Fired by Prometheus rule NodeHighCPU — host CPU above 85% for 15 min, sourced from the node_exporter daemon.

What this means

A specific EC2 instance in the ECS cluster has been near saturation for 15 minutes. The label instance identifies the host (Cloud Map A-record / IP).

node_exporter runs as a DAEMON ECS service so each EC2 host reports independently — this rule fires on a per-host basis, not cluster-wide.

Who/what is impacted

Tasks running on that EC2 are getting throttled at the kernel level. For Cabalmail:

Mail-tier tasks slow down (longer IMAP responses, longer queue times).
Monitoring stack hosts: Prometheus scraping slows, dropping samples; Grafana queries get sluggish.
The NAT instance is on a separate ASG, not visible here — see Platform / NAT for that signal.

First three things to check

Which container on the host is using the CPU? ECS doesn’t show this directly, but you can SSH (via SSM) to the instance and inspect:

INSTANCE_ID=$(aws ec2 describe-instances --filters Name=private-ip-address,Values=<host-ip> --query 'Reservations[0].Instances[0].InstanceId' --output text)
aws ssm start-session --target "$INSTANCE_ID"
# then on the host:
docker ps --no-trunc | head
docker stats --no-stream

Is it a sustained workload or a runaway?
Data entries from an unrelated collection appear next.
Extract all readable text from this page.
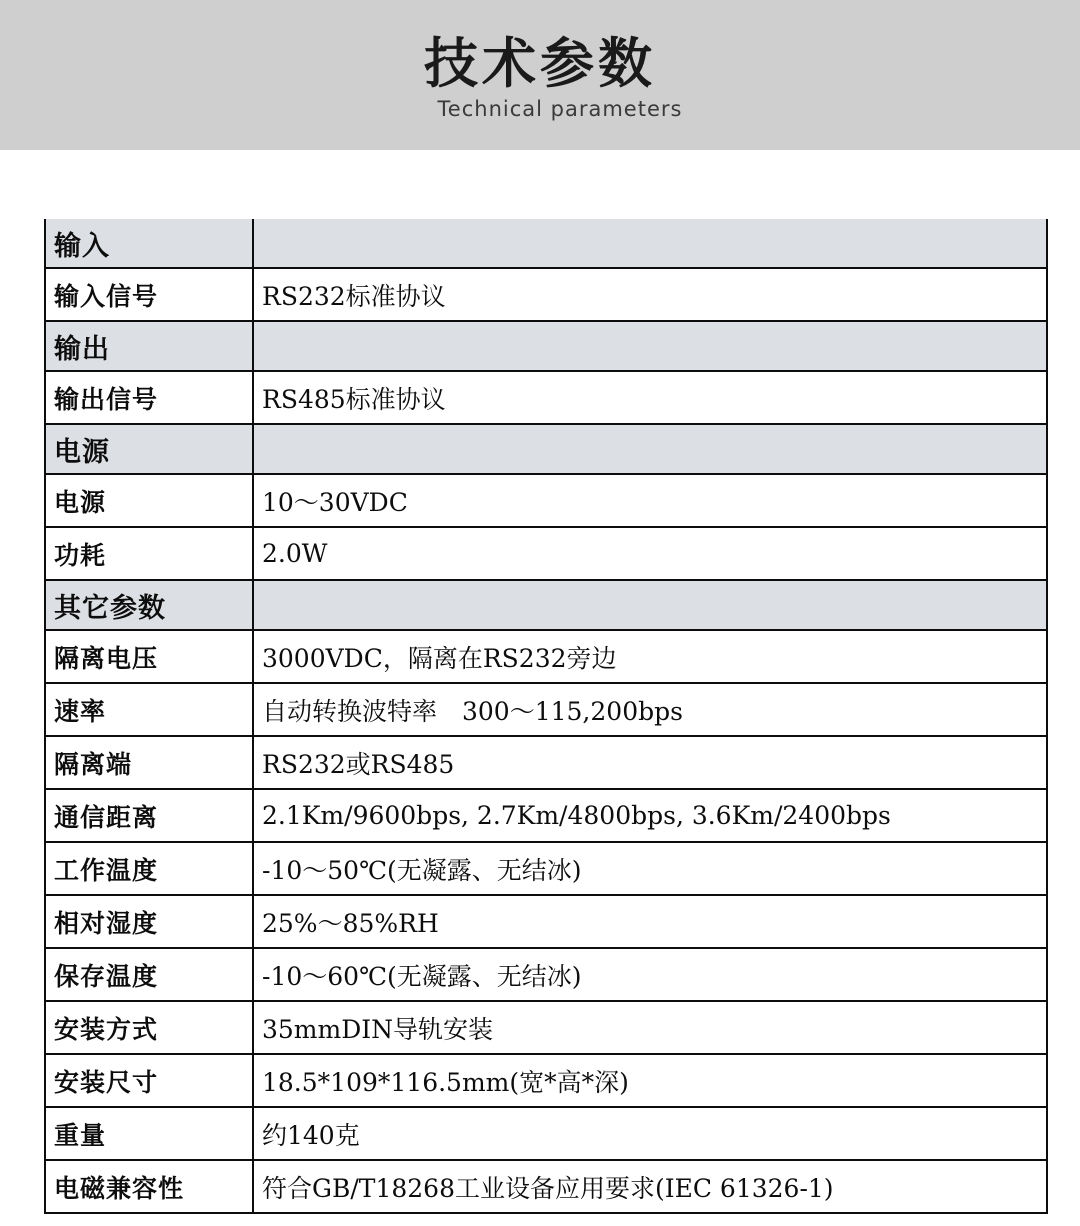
技术参数
Technical parameters
输入	
输入信号	RS232标准协议
输出	
输出信号	RS485标准协议
电源	
电源	10～30VDC
功耗	2.0W
其它参数	
隔离电压	3000VDC，隔离在RS232旁边
速率	自动转换波特率　300～115,200bps
隔离端	RS232或RS485
通信距离	2.1Km/9600bps, 2.7Km/4800bps, 3.6Km/2400bps
工作温度	-10～50℃(无凝露、无结冰)
相对湿度	25%～85%RH
保存温度	-10～60℃(无凝露、无结冰)
安装方式	35mmDIN导轨安装
安装尺寸	18.5*109*116.5mm(宽*高*深)
重量	约140克
电磁兼容性	符合GB/T18268工业设备应用要求(IEC 61326-1)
A continuous 90% over hours on one host with mail tiers usually means a stuck procmail or a tight-loop attempt at brute-forcing IMAP. A slow climb over days points to a memory leak that’s now causing GC churn — confirm with NodeHighMemory.
Is the cluster overprovisioned or underprovisioned overall? Check the ECS cluster’s reservation: if every host is >80%, the cluster needs more capacity (or smaller services). If only one host is hot, something is wrong with that host’s tasks specifically.

Escalation

Single-host hotspot: drain and replace the EC2:

aws ecs update-container-instances-state --cluster <cluster> \
  --container-instances <ci-id> --status DRAINING
# wait for tasks to drain, then terminate the EC2; ASG replaces it

Cluster-wide saturation: scale the ASG up or move to a larger instance class. The monitoring services are memory-heavy, not CPU-heavy — if CPU is the bottleneck, expect mail-tier load (a brute-force attempt is the most common cause; check fail2ban activity).
This is warning severity. Sustained CPU saturation will eventually cause container restart loops or probe failures, both of which escalate to critical.